Par rapport au premier sondage, l'acceptation de l'objet a
progressé de 2%. "Cet objet n'a pas réellement été politisé. [...]
La bataille autour de ses enjeux n'a pas vraiment pris", constate
l'institut gfs.
Du point de vue politique, la médecine complémentaire peut compter
sur le soutien de l'électorat de tous les partis, y compris celui
de l'UDC, le seul des partis gouvernementaux qui prône pourtant le
non.
Plus que sur un débat argumenté, c'est sur la popularité de la
médecine complémentaire que se fondera le plus que probable oui qui
sortira des urnes le 17 mai prochain, ceci dans les trois parties
du pays. Plébiscitées en Suisse alémanique (71% de oui), les
pratiques alternatives sont également soutenues en Suisse romande
(68%) et au Tessin (52%).
En matière de santé, pas de frontières linguistiques donc, les
individus "veulent pouvoir se décider librement", fait remarquer
Claude Longchamp. "Les arguments médicaux, scientifiques ou
politiques n'ont aucune influence, assure-t-il. Les citoyens
veulent faire place nette et voir une fois pour toutes réglé le
problème du remboursement des pratiques alternatives par
l'assurance maladie de base."
Carole Wälti, swissinfo.ch
(avec la collaboration de Sonia Fenazzi)
Les chiffres principaux
Passeports biométriques:
49% de oui, 37% de non, 14% d'indécis.
Médecine complémentaire:
69% de oui, 19% de non, 12% d'indécis.
Le sondage s'est déroulé du 27 avril au 2 mai 2009.

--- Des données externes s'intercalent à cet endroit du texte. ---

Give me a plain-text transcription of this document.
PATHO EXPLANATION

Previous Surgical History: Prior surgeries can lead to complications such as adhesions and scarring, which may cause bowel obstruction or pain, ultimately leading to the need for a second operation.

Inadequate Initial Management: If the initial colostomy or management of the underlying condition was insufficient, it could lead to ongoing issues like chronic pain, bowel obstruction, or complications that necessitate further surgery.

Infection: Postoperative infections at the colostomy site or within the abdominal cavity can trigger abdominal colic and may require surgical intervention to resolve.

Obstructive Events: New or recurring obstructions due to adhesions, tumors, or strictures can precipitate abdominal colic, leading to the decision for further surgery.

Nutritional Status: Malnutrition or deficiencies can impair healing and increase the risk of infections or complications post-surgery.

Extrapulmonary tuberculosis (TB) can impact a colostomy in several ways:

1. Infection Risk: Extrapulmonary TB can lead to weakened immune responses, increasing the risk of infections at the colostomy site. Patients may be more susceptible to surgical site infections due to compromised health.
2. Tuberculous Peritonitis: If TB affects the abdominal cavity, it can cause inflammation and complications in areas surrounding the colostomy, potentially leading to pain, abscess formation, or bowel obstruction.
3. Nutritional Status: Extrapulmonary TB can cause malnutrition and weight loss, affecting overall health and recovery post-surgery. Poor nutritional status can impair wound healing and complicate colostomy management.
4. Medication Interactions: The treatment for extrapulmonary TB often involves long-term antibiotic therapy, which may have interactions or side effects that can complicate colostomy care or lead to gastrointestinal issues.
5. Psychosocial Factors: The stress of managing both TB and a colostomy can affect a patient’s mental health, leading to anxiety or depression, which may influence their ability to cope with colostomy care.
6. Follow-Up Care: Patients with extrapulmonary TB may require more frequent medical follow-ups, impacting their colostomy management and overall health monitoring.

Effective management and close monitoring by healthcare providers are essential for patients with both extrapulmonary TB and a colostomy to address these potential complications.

1216 personnes d'âge et de profil socio-économique différents issues des trois régions linguistiques ont été interrogées par téléphone.
Marge d'erreur: +/- 2,9%.
Les deux objets du vote
Le 17 mai prochain, les citoyens suisses se prononceront sur deux objets.
Le premier a trait aux nouveaux passeports biométriques. Une modification de la loi sur les documents d'identité a en effet été attaquée par référendum.
Le texte soumis à votation a pour but d'introduire dans la législation suisse l'usage de passeports et de documents de voyage pour les personnes étrangères contenant des données biométriques (photographie du visage et 2 empreintes digitales).
Ce type de documents est obligatoire dans l'Espace Schengen et le deviendra très prochainement aux Etats-Unis.
S'agissant d'un référendum facultatif, cet objet ne requiert que la majorité du peuple.
Le second est un contre-projet élaboré par le Parlement à une initiative sur les médecines complémentaires qui a été retirée.
Le texte vise à inscrire la prise en compte des médecines alternatives dans la Constitution, et, plus largement à faire en sorte qu'elles soient mieux prises en considération dans le système de santé suisse.
S'agissant d'une modification constitutionnelle, cet objet requiert la double majorité du peuple et des cantons.